1.25-1.4kg organic free-range chicken
2 celery sticks, sliced
1 large onion, roughly chopped
600g carrots, thickly sliced
3 fresh bay leaves
1 tsp black peppercorns
1 tsp salt
150g pearl barley
150g dry-cured bacon lardons
600g leeks, cleaned (see box, p64) and sliced thickly
3 fresh thyme sprigs, leaves picked
for the parsley dumplings
100g self-raising flour
¼ tsp baking powder
¼ tsp salt
50g shredded suet
2 tbsp chopped fresh parsley
1. Put the chicken into a deep, snug-fitting pan. Add the celery, onion, half the carrots, the bay leaves, peppercorns, and salt. Cover with 2 litres cold water and bring to the boil. Reduce the heat, cover, then simmer for 1 hour until the chicken is cooked, turning it halfway through. Lift the chicken onto a plate, cover and set aside to cool slightly. (You can do this a day ahead and leave the chicken to cool in the liquid.)

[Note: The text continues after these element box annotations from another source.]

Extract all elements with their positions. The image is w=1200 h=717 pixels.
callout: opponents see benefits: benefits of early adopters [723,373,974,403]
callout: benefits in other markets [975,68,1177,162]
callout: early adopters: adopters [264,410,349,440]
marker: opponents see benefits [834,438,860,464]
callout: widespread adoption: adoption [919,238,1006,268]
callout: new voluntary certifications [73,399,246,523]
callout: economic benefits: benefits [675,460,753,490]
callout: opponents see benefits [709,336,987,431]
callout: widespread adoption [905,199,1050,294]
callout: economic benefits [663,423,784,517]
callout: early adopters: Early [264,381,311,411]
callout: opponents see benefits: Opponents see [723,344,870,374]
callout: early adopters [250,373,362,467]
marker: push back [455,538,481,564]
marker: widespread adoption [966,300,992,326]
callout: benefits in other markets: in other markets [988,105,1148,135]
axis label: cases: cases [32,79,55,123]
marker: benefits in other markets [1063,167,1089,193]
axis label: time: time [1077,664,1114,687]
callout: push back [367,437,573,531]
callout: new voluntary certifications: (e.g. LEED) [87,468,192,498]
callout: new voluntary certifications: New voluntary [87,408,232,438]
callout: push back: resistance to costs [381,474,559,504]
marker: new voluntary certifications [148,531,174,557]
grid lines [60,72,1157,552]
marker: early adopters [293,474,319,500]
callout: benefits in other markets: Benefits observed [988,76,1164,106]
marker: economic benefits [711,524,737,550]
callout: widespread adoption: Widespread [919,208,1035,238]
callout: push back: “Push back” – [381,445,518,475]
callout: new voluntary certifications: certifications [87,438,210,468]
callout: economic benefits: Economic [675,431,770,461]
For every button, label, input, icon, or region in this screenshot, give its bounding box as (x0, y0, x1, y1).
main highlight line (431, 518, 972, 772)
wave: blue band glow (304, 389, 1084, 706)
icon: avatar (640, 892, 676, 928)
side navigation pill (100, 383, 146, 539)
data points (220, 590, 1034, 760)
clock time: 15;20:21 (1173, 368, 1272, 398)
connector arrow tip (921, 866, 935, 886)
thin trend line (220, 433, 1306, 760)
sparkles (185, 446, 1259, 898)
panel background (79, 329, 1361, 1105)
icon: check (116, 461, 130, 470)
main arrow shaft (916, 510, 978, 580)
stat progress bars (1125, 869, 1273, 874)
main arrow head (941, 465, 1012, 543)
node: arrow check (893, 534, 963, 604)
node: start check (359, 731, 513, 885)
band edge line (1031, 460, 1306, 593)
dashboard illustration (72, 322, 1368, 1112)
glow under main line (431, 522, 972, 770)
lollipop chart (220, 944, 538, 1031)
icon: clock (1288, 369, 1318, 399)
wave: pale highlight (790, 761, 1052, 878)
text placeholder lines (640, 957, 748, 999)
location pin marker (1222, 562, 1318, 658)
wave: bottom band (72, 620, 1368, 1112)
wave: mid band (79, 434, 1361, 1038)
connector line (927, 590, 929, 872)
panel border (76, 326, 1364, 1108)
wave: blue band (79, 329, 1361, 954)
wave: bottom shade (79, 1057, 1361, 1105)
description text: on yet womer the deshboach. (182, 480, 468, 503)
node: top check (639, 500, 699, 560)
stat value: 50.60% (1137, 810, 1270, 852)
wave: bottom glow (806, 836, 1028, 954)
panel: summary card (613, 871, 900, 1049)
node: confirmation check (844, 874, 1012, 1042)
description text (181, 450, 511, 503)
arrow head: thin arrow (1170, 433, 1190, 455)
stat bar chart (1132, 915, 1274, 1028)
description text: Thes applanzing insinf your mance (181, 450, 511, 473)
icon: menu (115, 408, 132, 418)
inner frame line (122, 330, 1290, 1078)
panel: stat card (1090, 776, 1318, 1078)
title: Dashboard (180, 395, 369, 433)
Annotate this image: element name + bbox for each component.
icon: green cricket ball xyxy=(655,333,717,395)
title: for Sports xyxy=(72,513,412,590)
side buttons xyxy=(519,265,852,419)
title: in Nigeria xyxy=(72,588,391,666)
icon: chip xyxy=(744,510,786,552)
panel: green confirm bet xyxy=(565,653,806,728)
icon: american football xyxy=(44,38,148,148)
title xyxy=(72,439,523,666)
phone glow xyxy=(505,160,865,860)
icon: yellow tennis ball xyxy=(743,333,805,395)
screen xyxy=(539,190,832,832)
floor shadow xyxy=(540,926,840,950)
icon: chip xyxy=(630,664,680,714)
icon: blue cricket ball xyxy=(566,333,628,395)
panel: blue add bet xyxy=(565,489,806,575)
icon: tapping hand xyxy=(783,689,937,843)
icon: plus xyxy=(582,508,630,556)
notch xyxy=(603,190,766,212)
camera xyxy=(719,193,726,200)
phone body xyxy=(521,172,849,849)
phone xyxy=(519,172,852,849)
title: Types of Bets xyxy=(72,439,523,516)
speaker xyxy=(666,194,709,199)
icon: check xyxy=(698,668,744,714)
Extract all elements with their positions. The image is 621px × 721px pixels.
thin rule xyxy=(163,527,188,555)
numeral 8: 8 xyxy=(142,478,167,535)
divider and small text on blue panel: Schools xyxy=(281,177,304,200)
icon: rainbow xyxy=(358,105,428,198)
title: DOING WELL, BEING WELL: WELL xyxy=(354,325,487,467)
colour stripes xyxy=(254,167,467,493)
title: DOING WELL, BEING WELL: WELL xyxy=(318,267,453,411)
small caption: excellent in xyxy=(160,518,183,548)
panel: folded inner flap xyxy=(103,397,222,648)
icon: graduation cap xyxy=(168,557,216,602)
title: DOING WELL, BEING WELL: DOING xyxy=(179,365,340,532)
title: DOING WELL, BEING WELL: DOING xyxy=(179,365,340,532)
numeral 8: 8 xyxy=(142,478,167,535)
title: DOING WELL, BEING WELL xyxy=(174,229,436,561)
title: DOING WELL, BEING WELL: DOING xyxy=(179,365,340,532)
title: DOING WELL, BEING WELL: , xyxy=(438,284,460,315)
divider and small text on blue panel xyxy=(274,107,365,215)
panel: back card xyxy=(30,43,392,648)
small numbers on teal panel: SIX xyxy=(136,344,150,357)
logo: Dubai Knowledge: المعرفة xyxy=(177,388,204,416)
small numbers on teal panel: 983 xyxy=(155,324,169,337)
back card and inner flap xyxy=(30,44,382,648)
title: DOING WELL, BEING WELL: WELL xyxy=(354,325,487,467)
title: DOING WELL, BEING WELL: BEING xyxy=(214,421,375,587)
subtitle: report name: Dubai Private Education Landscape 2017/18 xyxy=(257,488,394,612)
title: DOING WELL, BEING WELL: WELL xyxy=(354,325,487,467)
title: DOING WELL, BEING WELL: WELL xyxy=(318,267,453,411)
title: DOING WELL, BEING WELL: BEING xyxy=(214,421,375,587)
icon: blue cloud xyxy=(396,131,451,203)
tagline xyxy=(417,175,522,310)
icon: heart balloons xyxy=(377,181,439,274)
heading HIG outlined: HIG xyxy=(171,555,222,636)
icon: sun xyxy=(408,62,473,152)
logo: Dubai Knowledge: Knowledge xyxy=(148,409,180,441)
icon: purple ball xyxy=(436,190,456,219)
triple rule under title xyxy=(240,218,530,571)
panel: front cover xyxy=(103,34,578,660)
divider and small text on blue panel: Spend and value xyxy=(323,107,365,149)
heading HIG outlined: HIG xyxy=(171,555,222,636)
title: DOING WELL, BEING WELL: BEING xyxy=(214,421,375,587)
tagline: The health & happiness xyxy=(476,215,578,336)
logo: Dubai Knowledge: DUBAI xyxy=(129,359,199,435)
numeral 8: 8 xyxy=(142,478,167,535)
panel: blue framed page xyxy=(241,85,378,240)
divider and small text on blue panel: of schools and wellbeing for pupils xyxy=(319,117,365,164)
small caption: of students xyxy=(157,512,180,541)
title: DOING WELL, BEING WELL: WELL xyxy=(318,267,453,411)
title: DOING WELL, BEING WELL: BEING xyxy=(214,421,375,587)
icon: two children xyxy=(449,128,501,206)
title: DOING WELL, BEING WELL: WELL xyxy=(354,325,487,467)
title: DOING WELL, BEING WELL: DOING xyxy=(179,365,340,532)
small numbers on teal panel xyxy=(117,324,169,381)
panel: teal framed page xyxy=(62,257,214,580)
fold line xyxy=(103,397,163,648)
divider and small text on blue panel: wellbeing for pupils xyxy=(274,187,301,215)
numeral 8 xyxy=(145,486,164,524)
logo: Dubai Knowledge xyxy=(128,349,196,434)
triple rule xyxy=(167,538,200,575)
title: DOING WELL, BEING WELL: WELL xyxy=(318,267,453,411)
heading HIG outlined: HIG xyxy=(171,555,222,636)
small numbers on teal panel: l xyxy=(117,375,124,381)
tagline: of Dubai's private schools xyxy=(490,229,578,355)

2. Strain the cooking liquid into a bowl, then return it to the pan, discarding the veg. Add the pearl barley, bring to a simmer, cover, then cook for 35-40 minutes until tender. Meanwhile, remove the chicken meat from the bones, discarding the skin, and tear it into small pieces.
3. Melt the butter in a large flameproof casserole (at least 4 litre capacity), add the bacon lardons and fry gently for 1-2 minutes until lightly golden. Add the remaining carrots, leeks and thyme and stir together well. Cover and cook over a medium heat for 5 minutes.
4. Add the pearl barley/stock mixture to the veg along with the chicken. Season and bring back to a simmer.
5. Meanwhile, for the dumplings, sift the flour, baking powder and salt into a bowl. Stir in the suet and parsley, then add 75-100ml cold water – just enough to make a soft, sticky dough. Using a spoon, divide the mixture into equal-size balls and drop them on top of the stew. Cover and simmer for a further 20 minutes until the dumplings have puffed up and a skewer inserted into one comes out clean. Serve the stew in deep bowls.
- Add any other root veg you like along with the leeks and carrots – we love parsnips or swede.
- This merits a premium Rhône white or a nutty Meursault – both are rich styles of white wine with somewhat savoury notes.